Mon Dec 4th through Sat the 9th, 2017 at Long Beach Convention Center
The paper proposes a batch Bayesia Optimization algorithm for problems in which the queried parameters in a batch need to be the same. The authors first proposed a straight forward algorithm where the constrained parameters are chosen according to the first element in a batch. Then, the authors propose an nested algorithm where the outer stage searches for the constrained parameters and the inner stage generates the batch for the unconstrained parameters. The authors proof the average regret of the nested algorithm vanishes superlinearly. The proposed algorithms are evaluated on both benchmark functions and real problems.
The process-constrained BO is a practical problem that people may face for real world problems. The authors propose an intuitive algorithm that can nicely address this BO problem, which produces good performance for both benchmark functions and real world problems.
The authors propose a new method for Bayesian optimization that allows to fix some of the variables of the input domain before computing a batch. This is practical in real experiments and the authors mentions some real cases like the optimization of heat treatments in the metallurgy industry or nano fibre production.
The paper is very well motivated and written, the hypothesis and challenges of the problem are clear and the applicability of the proposed methodology in real-world scenarios is evident. In the theoretical analysis I didn't see any major flag. The experimental section is not very extensive but this is reasonable in this case as this is the first method that allow to freeze some variables before constructing a batch.
I think that this paper can be a good contribution to NIPS as it correctly formalizes a solution to a practical problem that hasn't been addressed before. I enjoyed reading this work. My only recommendation for the authors to improve the impact of their work is the publication of the code needed to run their method, as this would increase the impact and visibility of this paper. Also, I would like to see if the authors think that this method can be extended to other acquisitions and if they have plans to do so.

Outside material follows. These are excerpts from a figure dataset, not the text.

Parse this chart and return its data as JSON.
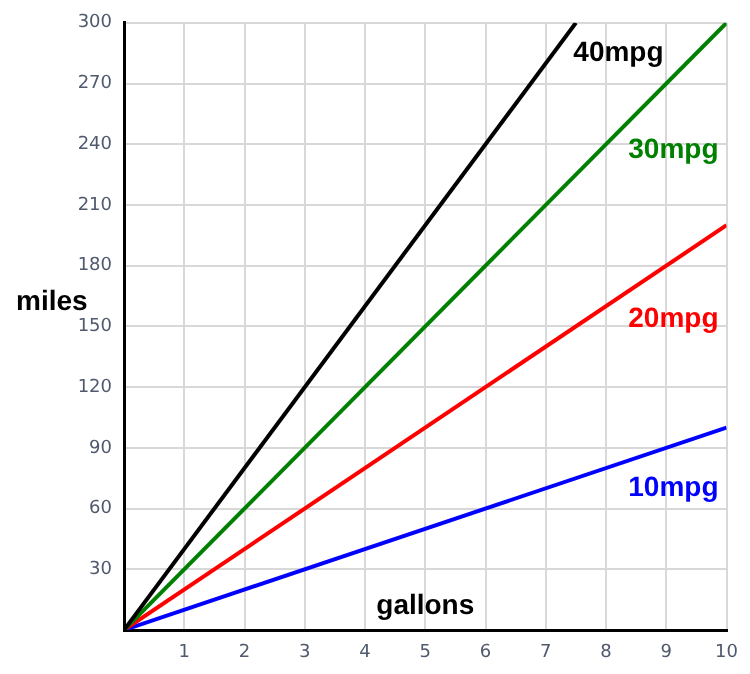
{
  "chart_data": {
    "type": "line",
    "xlabel": "gallons",
    "ylabel": "miles",
    "series": [
      {
        "name": "40mpg",
        "color": "#000000",
        "x": [
          0,
          7.5
        ],
        "values": [
          0,
          300
        ]
      },
      {
        "name": "30mpg",
        "color": "#008000",
        "x": [
          0,
          10
        ],
        "values": [
          0,
          300
        ]
      },
      {
        "name": "20mpg",
        "color": "#ff0000",
        "x": [
          0,
          10
        ],
        "values": [
          0,
          200
        ]
      },
      {
        "name": "10mpg",
        "color": "#0000ff",
        "x": [
          0,
          10
        ],
        "values": [
          0,
          100
        ]
      }
    ],
    "xlim": [
      0,
      10
    ],
    "xticks": [
      {
        "value": 0,
        "label": null
      },
      1,
      2,
      3,
      4,
      5,
      6,
      7,
      8,
      9,
      10
    ],
    "ylim": [
      0,
      300
    ],
    "yticks": [
      {
        "value": 0,
        "label": null
      },
      30,
      60,
      90,
      120,
      150,
      180,
      210,
      240,
      270,
      300
    ],
    "grid": true,
    "legend": false,
    "marker": "none",
    "line_style": "solid"
  }
}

The paper presents a bayesian optimization framework in which samples can be collected in similarly constrained batches. In short, rather than selecting a single point to sample a label from (as in usual bayesian optimization) or selecting multiple points simultaneously (as in batch bayesian optimization), multiple samples in a batch can be collected in which one or more variables need to remain constant throughout the batch. This is motivated from experiments in which some parameter (e.g., temperature in an oven, geometry of an instrument) can be designed prior to sampling, and be reused in multiple experiments in a batch, but cannot be altered modified during a batch experiment.
The authors (a) propose this problem for the first time (b) propose two algorithms for solving it, (b) provide bounds on the regret for the most sophisticated of the two algorithms, and (c) present a comparison of the two algorithms on a variety of datasets. One experiment actually involves a metallurgical setup, in which the authors collaborated with researchers in their institution to design a metal alloy, an interdisciplinary effort that is commendable and should be encouraged.

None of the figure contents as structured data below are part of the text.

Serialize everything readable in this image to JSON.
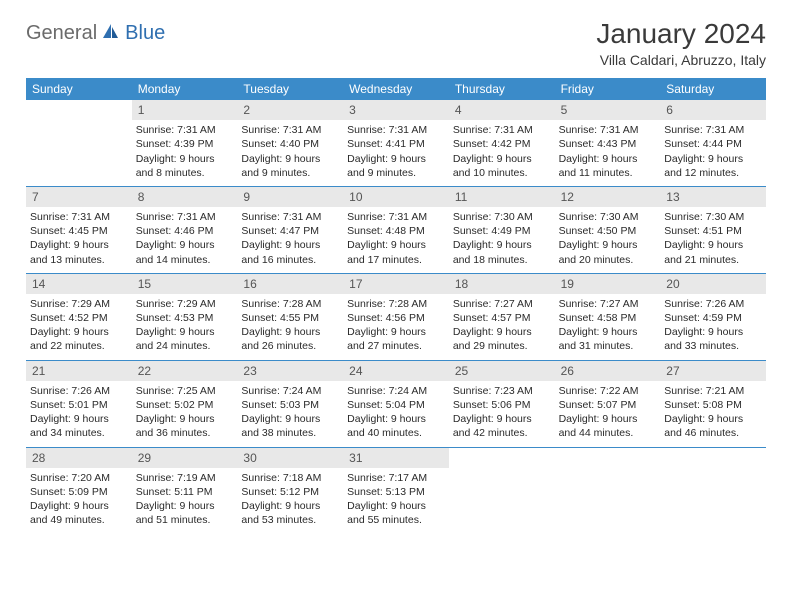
{
  "brand": {
    "part1": "General",
    "part2": "Blue"
  },
  "title": "January 2024",
  "location": "Villa Caldari, Abruzzo, Italy",
  "colors": {
    "header_bg": "#3b8bc9",
    "header_text": "#ffffff",
    "daynum_bg": "#e8e8e8",
    "rule": "#3b8bc9",
    "text": "#2a2a2a",
    "logo_gray": "#6b6b6b",
    "logo_blue": "#2f6fb0"
  },
  "day_names": [
    "Sunday",
    "Monday",
    "Tuesday",
    "Wednesday",
    "Thursday",
    "Friday",
    "Saturday"
  ],
  "weeks": [
    [
      {
        "empty": true
      },
      {
        "day": "1",
        "sunrise": "7:31 AM",
        "sunset": "4:39 PM",
        "daylight_a": "Daylight: 9 hours",
        "daylight_b": "and 8 minutes."
      },
      {
        "day": "2",
        "sunrise": "7:31 AM",
        "sunset": "4:40 PM",
        "daylight_a": "Daylight: 9 hours",
        "daylight_b": "and 9 minutes."
      },
      {
        "day": "3",
        "sunrise": "7:31 AM",
        "sunset": "4:41 PM",
        "daylight_a": "Daylight: 9 hours",
        "daylight_b": "and 9 minutes."
      },
      {
        "day": "4",
        "sunrise": "7:31 AM",
        "sunset": "4:42 PM",
        "daylight_a": "Daylight: 9 hours",
        "daylight_b": "and 10 minutes."
      },
      {
        "day": "5",
        "sunrise": "7:31 AM",
        "sunset": "4:43 PM",
        "daylight_a": "Daylight: 9 hours",
        "daylight_b": "and 11 minutes."
      },
      {
        "day": "6",
        "sunrise": "7:31 AM",
        "sunset": "4:44 PM",
        "daylight_a": "Daylight: 9 hours",
        "daylight_b": "and 12 minutes."
      }
    ],
    [
      {
        "day": "7",
        "sunrise": "7:31 AM",
        "sunset": "4:45 PM",
        "daylight_a": "Daylight: 9 hours",
        "daylight_b": "and 13 minutes."
      },
      {
        "day": "8",
        "sunrise": "7:31 AM",
        "sunset": "4:46 PM",
        "daylight_a": "Daylight: 9 hours",
        "daylight_b": "and 14 minutes."
      },
      {
        "day": "9",
        "sunrise": "7:31 AM",
        "sunset": "4:47 PM",
        "daylight_a": "Daylight: 9 hours",
        "daylight_b": "and 16 minutes."
      },
      {
        "day": "10",
        "sunrise": "7:31 AM",
        "sunset": "4:48 PM",
        "daylight_a": "Daylight: 9 hours",
        "daylight_b": "and 17 minutes."
      },
      {
        "day": "11",
        "sunrise": "7:30 AM",
        "sunset": "4:49 PM",
        "daylight_a": "Daylight: 9 hours",
        "daylight_b": "and 18 minutes."
      },
      {
        "day": "12",
        "sunrise": "7:30 AM",
        "sunset": "4:50 PM",
        "daylight_a": "Daylight: 9 hours",
        "daylight_b": "and 20 minutes."
      },
      {
        "day": "13",
        "sunrise": "7:30 AM",
        "sunset": "4:51 PM",
        "daylight_a": "Daylight: 9 hours",
        "daylight_b": "and 21 minutes."
      }
    ],
    [
      {
        "day": "14",
        "sunrise": "7:29 AM",
        "sunset": "4:52 PM",
        "daylight_a": "Daylight: 9 hours",
        "daylight_b": "and 22 minutes."
      },
      {
        "day": "15",
        "sunrise": "7:29 AM",
        "sunset": "4:53 PM",
        "daylight_a": "Daylight: 9 hours",
        "daylight_b": "and 24 minutes."
      },
      {
        "day": "16",
        "sunrise": "7:28 AM",
        "sunset": "4:55 PM",
        "daylight_a": "Daylight: 9 hours",
        "daylight_b": "and 26 minutes."
      },
      {
        "day": "17",
        "sunrise": "7:28 AM",
        "sunset": "4:56 PM",
        "daylight_a": "Daylight: 9 hours",
        "daylight_b": "and 27 minutes."
      },
      {
        "day": "18",
        "sunrise": "7:27 AM",
        "sunset": "4:57 PM",
        "daylight_a": "Daylight: 9 hours",
        "daylight_b": "and 29 minutes."
      },
      {
        "day": "19",
        "sunrise": "7:27 AM",
        "sunset": "4:58 PM",
        "daylight_a": "Daylight: 9 hours",
        "daylight_b": "and 31 minutes."
      },
      {
        "day": "20",
        "sunrise": "7:26 AM",
        "sunset": "4:59 PM",
        "daylight_a": "Daylight: 9 hours",
        "daylight_b": "and 33 minutes."
      }
    ],
    [
      {
        "day": "21",
        "sunrise": "7:26 AM",
        "sunset": "5:01 PM",
        "daylight_a": "Daylight: 9 hours",
        "daylight_b": "and 34 minutes."
      },
      {
        "day": "22",
        "sunrise": "7:25 AM",
        "sunset": "5:02 PM",
        "daylight_a": "Daylight: 9 hours",
        "daylight_b": "and 36 minutes."
      },
      {
        "day": "23",
        "sunrise": "7:24 AM",
        "sunset": "5:03 PM",
        "daylight_a": "Daylight: 9 hours",
        "daylight_b": "and 38 minutes."
      },
      {
        "day": "24",
        "sunrise": "7:24 AM",
        "sunset": "5:04 PM",
        "daylight_a": "Daylight: 9 hours",
        "daylight_b": "and 40 minutes."
      },
      {
        "day": "25",
        "sunrise": "7:23 AM",
        "sunset": "5:06 PM",
        "daylight_a": "Daylight: 9 hours",
        "daylight_b": "and 42 minutes."
      },
      {
        "day": "26",
        "sunrise": "7:22 AM",
        "sunset": "5:07 PM",
        "daylight_a": "Daylight: 9 hours",
        "daylight_b": "and 44 minutes."
      },
      {
        "day": "27",
        "sunrise": "7:21 AM",
        "sunset": "5:08 PM",
        "daylight_a": "Daylight: 9 hours",
        "daylight_b": "and 46 minutes."
      }
    ],
    [
      {
        "day": "28",
        "sunrise": "7:20 AM",
        "sunset": "5:09 PM",
        "daylight_a": "Daylight: 9 hours",
        "daylight_b": "and 49 minutes."
      },
      {
        "day": "29",
        "sunrise": "7:19 AM",
        "sunset": "5:11 PM",
        "daylight_a": "Daylight: 9 hours",
        "daylight_b": "and 51 minutes."
      },
      {
        "day": "30",
        "sunrise": "7:18 AM",
        "sunset": "5:12 PM",
        "daylight_a": "Daylight: 9 hours",
        "daylight_b": "and 53 minutes."
      },
      {
        "day": "31",
        "sunrise": "7:17 AM",
        "sunset": "5:13 PM",
        "daylight_a": "Daylight: 9 hours",
        "daylight_b": "and 55 minutes."
      },
      {
        "empty": true
      },
      {
        "empty": true
      },
      {
        "empty": true
      }
    ]
  ],
  "labels": {
    "sunrise": "Sunrise: ",
    "sunset": "Sunset: "
  }
}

My only concern is that the paper is somewhat dense. It is unlikely that someone unfamiliar with Bayesian optimization would be able to parse the paper. Even knowing about bayesian optimization, notation is not intoduced clearly and the algorithms are hard to follow. In particular:
-what is sigma in Algorithms 1, and 2. Is it the variance of the GP used in the UCB?
-The activation fuction alpha^GB-UCB should be clearly and explicitly defined somewhere.
-The description of the inner loop and the outer loop in Algorithm 1 are not consistent with the exposition in the text: h and g are nowhere to be found in Algorithm 1. This seems to be because your replace the optimization with the GP-UCB-PE. It would be better if the link is made explicit.
-There is absolutely no description of how any optimization involving an activation function is performed. Do you use sampling? Gradient descent? Some combination of both? These should be described, especially in how they where instantiated in the experiments.
-Is alpha different from alpha^GP-UCB in Alg. 1? how?
-In both algorithms 1 and 2, it is not clear how previously selected samples in a batch (k'\< k) are used to select the k-th sample in a batch, other than that they share a constrained variable.
All of these are central to understanding the algorithm. This is a pity, as the exposition is otherwise quite lucid.